When the public sphere takes over the private one, how do you prevent your relationship from getting damaged?
Once upon a time there were traditional marriages. Nowadays there are social media marriages. One of the first things I noticed when I sorted out my Facebook account is that it was possible to change relationship statuses so to let people know how your personal life is doing and whether you are single or committed to someone.
To be perfectly honest, this thing didn’t bother me that much at the time. In my mind, I said to myself “After all, there is nothing wrong if someone wants their close friends to know they’re married or engaged or single”. Unfortunately, Facebook is not only about close friends. Everybody can actually take a look at your status, if you don’t set up your privacy options carefully. But in my opinion, it’s not even about privacy. I personally find it hilarious and even a bit anti-romantic that you can simply go to your profile and send the person you want to marry a relationship request and, after that, you can even change your married name. There is no need for thoughtful, romantic, head-over-heels proposals anymore, in a society where social media has taken over our everyday life.
Apparently, asking someone “Will you marry me?” is currently out of fashion and so is discussing verbally the details about your wedding day. There is no need for talking anymore, since the online world has made it possible for us to sort out everything digitally.

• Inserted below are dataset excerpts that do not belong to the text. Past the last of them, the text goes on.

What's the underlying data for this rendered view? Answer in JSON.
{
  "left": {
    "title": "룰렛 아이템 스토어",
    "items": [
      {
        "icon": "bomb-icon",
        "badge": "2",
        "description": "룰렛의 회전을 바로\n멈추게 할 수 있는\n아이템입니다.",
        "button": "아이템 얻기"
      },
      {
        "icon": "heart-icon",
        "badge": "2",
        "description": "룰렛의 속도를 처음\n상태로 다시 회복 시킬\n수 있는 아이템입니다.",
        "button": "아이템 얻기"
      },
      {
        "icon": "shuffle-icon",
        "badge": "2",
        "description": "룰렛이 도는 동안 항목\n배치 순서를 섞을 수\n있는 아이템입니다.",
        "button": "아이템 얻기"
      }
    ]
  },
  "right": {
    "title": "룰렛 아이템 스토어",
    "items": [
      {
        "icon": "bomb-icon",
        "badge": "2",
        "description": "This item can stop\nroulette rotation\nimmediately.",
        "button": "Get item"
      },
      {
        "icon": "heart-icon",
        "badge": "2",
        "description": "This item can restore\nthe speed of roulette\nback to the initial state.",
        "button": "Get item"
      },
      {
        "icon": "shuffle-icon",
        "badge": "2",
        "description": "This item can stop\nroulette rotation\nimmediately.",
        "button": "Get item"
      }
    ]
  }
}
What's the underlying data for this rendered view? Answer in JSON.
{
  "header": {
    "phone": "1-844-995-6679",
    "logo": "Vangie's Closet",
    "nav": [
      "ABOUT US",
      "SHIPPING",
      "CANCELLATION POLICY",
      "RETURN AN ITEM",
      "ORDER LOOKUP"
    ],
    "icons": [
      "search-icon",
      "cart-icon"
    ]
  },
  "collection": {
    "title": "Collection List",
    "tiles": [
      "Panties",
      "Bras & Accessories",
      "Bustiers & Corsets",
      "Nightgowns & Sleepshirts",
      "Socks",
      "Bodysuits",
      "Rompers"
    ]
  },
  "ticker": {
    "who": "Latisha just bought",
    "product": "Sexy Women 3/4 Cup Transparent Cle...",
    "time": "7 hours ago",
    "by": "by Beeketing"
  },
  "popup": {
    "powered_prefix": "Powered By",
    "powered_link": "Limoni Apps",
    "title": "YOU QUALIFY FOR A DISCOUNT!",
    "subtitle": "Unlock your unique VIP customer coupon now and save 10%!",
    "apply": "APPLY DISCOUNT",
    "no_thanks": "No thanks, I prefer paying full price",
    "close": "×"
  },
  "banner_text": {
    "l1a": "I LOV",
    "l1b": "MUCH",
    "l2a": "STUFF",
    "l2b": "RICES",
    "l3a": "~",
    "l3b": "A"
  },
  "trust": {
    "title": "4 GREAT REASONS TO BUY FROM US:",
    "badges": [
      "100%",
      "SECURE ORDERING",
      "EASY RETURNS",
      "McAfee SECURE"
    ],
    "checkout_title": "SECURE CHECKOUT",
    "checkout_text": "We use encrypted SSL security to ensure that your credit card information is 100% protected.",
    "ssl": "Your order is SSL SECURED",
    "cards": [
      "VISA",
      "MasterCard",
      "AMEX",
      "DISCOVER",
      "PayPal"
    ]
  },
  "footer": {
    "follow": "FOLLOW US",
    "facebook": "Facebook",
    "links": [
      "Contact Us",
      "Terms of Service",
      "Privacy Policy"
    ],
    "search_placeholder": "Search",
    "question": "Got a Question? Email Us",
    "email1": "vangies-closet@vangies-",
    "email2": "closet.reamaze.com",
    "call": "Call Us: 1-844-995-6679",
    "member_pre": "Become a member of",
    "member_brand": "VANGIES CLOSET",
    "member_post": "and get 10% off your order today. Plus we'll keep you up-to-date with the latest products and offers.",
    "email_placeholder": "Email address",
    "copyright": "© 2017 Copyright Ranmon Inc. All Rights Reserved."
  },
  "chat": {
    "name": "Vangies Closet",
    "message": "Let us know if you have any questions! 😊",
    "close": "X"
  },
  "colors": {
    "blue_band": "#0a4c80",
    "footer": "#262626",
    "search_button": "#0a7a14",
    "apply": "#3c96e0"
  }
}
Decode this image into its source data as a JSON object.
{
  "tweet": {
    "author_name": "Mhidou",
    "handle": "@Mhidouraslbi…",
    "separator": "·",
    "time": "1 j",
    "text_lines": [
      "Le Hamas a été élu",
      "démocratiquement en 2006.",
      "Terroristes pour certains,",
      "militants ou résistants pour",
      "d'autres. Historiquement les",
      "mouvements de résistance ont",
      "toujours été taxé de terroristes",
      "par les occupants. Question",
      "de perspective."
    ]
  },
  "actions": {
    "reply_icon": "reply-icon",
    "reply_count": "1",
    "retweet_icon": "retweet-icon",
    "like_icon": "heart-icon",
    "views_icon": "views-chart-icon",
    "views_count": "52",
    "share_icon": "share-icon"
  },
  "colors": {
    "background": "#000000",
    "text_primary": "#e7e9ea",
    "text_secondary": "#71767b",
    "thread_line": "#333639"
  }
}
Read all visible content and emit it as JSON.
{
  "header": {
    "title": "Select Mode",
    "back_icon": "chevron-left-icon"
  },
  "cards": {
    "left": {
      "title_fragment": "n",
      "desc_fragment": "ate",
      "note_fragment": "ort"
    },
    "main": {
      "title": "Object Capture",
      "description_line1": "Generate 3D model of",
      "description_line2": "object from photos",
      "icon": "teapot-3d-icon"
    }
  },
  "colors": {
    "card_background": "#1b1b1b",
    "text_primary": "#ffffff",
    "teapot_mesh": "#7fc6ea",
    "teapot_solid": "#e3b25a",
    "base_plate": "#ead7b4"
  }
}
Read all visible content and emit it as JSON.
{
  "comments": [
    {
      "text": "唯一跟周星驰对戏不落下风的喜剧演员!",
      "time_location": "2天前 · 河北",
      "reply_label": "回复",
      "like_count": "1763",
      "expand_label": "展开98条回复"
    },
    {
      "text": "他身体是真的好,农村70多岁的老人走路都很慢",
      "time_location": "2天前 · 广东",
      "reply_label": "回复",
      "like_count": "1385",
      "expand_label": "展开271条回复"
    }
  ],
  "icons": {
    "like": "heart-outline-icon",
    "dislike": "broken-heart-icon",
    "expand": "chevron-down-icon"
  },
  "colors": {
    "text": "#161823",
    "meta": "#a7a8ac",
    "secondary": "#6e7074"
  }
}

Of course, befriending your spouse and sharing your relationship status on Facebook are no brainers. However, here’s some advice on how to deal with social media relationships.
First of all, both you and your partner should be digitally proud of your marriage. Avoid airing your dirty laundry. A lot of couples simply love over sharing their spats on social media, but believe me, none of your friends actually want to see the drama in your marriage. Even if your intentions are innocent, posting about “how your husband annoyed you” can hurt your partner’s feeling and even those of whoever knows him.
It’s fine if you support each other online. After all, this has become the era of technology, social media accounts and hashtags everywhere. However, there’s no point in gushing about each other online and barely having a conversation while you both are in the same room. Don’t make the mistake of getting swept up in your logged-on life and make sure you always prioritise your real life instead.